What is Measurable Economic Welfare (MEW)?

Measurable Economic Welfare (MEW) was developed by William Nordhaus and James Tobin in 1972 to overcome some limitations of the Gross Domestic Product (GDP). MEW makes some changes to the GDP in order to ensure it reflects economic welfare. Factors that can increase citizens’ welfare/well-being are added to the GDP while factors that can reduce welfare are subtracted. The factors that can improve the well-being of the citizens which are ignored by the GDP include leisure time, underground economy output and unpaid work. Factors that are deducted because they reduce well-being include environmental damage.

MEW = GDP + Leisure + Unpaid work – Environmental damage

Why MEW is better than GDP

MEW goes beyond output

The Gross Domestic Product (GDP) focuses on output without considering many other things that can negatively or positively impact citizens’ welfare. For example, pollution from producing output is harmful to people’s health but it is excluded from GDP calculation.

MEW is superior to GDP in measuring welfare as it considers many non-marketed activities that affect the quality of life.

Sustainable and inclusive growth

MEW, as a measure of economic development, promotes consciousness about the environment or income distribution.  It provides policymakers with a better understanding of how economic growth may impact welfare.

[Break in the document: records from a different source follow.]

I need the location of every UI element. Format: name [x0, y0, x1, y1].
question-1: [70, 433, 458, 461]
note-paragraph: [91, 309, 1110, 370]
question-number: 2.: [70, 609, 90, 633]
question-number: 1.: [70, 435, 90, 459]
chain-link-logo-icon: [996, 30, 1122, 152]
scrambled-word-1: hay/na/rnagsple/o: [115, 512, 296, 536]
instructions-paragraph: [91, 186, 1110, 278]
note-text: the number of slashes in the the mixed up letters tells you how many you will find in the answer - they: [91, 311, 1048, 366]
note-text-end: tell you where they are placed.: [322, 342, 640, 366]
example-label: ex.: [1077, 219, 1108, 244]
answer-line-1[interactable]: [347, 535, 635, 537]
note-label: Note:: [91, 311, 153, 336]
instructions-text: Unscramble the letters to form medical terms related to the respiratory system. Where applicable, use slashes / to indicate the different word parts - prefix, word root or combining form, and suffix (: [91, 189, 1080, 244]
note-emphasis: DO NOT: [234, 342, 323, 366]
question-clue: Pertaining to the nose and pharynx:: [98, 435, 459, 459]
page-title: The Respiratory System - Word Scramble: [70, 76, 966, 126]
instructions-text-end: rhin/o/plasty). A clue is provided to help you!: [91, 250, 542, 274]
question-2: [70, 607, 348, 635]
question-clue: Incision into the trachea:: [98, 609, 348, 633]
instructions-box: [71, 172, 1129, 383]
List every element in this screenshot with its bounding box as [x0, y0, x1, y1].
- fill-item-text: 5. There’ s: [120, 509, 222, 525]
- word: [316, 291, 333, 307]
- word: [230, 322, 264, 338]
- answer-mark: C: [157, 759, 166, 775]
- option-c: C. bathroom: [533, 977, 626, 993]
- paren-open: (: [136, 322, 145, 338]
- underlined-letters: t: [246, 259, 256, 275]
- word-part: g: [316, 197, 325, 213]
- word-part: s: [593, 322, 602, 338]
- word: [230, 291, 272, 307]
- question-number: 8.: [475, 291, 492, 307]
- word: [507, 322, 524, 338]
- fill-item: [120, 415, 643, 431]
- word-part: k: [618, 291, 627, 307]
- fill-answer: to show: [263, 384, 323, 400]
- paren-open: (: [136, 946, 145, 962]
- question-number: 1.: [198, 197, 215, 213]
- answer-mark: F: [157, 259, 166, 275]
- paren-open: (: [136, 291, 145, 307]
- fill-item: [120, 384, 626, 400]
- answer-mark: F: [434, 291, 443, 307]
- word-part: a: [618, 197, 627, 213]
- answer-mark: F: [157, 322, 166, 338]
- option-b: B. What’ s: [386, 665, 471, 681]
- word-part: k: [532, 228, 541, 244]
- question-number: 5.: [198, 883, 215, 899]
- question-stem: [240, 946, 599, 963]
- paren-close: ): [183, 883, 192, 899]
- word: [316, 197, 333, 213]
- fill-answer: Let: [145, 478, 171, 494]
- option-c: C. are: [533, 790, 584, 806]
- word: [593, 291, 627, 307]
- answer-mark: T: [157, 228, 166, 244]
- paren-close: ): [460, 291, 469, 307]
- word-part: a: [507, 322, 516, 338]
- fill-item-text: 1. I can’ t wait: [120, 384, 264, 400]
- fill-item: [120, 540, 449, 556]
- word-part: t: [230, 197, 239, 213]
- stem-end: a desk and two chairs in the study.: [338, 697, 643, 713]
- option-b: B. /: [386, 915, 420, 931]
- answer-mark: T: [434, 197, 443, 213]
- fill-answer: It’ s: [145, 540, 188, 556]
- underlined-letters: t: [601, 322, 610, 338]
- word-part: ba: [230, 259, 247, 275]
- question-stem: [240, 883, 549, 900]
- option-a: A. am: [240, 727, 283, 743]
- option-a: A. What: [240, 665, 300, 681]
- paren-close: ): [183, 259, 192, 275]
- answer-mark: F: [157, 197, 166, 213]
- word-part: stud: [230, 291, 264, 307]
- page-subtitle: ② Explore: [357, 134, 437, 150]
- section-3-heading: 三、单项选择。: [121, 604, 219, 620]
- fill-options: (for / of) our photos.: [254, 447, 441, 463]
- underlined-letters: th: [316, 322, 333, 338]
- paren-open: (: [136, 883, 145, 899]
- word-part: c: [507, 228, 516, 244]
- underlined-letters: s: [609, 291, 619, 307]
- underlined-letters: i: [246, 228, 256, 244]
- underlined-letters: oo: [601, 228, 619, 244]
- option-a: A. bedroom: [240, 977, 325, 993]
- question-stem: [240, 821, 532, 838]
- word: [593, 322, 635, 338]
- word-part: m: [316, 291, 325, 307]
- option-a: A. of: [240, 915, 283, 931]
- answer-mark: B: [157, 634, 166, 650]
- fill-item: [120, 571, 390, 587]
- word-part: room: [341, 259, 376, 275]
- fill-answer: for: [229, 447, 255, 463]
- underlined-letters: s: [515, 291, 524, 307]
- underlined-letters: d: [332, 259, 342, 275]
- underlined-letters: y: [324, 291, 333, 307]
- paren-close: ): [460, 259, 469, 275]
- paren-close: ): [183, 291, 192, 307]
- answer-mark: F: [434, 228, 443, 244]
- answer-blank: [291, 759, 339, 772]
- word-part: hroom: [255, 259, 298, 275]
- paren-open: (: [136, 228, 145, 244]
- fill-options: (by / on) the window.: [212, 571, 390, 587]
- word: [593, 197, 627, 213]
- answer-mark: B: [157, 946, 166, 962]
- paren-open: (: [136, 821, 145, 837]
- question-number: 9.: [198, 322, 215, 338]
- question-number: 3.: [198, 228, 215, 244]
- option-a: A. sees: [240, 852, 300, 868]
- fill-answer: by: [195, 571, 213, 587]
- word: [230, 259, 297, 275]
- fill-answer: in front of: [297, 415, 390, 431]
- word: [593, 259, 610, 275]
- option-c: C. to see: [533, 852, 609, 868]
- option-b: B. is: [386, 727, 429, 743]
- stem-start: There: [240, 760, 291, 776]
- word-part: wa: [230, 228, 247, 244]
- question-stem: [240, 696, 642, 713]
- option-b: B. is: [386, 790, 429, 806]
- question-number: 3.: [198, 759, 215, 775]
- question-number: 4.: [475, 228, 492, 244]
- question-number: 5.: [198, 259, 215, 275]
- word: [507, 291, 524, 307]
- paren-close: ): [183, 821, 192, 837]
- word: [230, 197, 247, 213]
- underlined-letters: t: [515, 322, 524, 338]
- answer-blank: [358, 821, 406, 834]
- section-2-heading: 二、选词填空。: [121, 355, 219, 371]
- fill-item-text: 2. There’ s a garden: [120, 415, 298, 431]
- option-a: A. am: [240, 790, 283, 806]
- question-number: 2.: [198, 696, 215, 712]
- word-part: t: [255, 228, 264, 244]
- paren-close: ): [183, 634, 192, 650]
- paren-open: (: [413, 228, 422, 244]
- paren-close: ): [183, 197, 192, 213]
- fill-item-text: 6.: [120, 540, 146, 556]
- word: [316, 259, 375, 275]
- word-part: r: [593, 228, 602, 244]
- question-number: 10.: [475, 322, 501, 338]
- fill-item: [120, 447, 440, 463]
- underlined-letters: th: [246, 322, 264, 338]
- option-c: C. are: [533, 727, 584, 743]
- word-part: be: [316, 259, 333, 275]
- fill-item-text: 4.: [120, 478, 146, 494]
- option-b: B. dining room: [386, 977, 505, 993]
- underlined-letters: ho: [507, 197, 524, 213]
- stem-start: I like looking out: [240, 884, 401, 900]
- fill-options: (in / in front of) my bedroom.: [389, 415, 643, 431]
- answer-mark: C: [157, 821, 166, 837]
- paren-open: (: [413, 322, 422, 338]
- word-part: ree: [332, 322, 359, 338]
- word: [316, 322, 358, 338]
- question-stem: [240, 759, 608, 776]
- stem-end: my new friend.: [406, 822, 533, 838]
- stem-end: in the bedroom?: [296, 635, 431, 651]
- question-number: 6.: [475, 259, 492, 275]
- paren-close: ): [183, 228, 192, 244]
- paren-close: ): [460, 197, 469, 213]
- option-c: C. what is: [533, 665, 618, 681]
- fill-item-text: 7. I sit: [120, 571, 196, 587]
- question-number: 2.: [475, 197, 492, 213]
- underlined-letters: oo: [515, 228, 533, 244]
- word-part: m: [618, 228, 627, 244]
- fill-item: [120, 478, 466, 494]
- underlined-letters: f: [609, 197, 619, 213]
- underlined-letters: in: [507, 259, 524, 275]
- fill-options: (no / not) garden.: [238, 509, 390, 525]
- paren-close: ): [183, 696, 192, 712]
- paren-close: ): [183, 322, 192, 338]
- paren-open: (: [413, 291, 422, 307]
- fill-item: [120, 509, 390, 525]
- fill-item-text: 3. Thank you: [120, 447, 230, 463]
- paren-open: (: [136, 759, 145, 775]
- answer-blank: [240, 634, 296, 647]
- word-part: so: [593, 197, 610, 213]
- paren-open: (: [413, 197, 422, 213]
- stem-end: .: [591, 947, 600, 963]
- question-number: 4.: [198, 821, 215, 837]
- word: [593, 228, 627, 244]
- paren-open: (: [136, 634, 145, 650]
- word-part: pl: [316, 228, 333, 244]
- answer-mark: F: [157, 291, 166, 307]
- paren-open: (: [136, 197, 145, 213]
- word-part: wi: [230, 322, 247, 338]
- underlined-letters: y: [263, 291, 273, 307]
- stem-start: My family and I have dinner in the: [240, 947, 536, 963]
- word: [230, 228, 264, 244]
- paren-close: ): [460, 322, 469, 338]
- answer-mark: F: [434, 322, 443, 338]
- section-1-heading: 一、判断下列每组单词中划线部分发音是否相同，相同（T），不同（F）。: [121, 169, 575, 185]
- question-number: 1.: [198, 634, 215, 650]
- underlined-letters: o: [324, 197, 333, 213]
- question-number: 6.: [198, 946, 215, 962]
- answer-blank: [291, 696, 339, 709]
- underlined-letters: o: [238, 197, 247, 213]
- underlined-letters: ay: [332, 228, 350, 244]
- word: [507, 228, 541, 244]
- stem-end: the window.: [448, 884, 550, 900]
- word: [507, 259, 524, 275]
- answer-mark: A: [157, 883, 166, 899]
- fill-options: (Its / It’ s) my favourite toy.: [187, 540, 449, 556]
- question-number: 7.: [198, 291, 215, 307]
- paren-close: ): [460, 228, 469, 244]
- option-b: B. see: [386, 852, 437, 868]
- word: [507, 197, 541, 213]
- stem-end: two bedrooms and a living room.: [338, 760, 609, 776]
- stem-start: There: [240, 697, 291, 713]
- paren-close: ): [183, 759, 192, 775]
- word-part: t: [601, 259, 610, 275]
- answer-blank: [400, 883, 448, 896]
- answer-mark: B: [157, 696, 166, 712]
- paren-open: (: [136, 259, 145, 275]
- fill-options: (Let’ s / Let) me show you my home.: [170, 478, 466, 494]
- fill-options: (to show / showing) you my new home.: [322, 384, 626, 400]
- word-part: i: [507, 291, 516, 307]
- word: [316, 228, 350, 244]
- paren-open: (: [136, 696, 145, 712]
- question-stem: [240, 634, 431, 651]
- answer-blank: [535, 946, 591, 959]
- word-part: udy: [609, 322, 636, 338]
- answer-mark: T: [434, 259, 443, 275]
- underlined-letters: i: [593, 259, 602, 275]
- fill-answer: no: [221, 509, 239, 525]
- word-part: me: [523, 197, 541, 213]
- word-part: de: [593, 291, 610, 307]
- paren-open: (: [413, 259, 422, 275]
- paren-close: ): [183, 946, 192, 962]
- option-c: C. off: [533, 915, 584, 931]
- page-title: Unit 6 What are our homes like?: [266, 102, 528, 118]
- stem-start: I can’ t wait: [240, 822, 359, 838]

This makes the government to find ways to reduce the harmful consequences of their policies, thereby promoting sustainable and inclusive growth. Sustainable growth considers the impact of economic growth on the future generation, while inclusive growth ensures that every group within the society benefits from economic growth.

Influences  the development of other measures of welfare

MEW serves as a theoretical basis for modern and generally acceptable welfare indicators that integrate economic, social, and environmental factors, such as the Human Development Index (HDI) and Genuine Progress Indicator (GPI).

 

Limitations of MEW

Measurement problem

Those adjustments required to make the GDP reflect welfare are difficult to value. There are no active markets for them. Estimates are relied upon. leading to the inaccuracy and unreliability of MEW. For example, how do we accurately measure leisure or environmental damage?

No objectivity

GDP must be adjusted for welfare-related factors such as pollution, environmental damage, volunteer work, social services, leisure and income distribution. What is actually included in calculating MEW differs because the perception of well-being is not the same from person to person.

Difficult to make comparison

Using MEW to compare welfare in one country with another is difficult, as assumptions and the specific factors included are not the same. There are no uniform standards that every nation must adhere to.

Data availability

This is a constraint, especially in developing countries where data on pollution, leisure etc., are not readily available. Consequently, MEW may be misleading.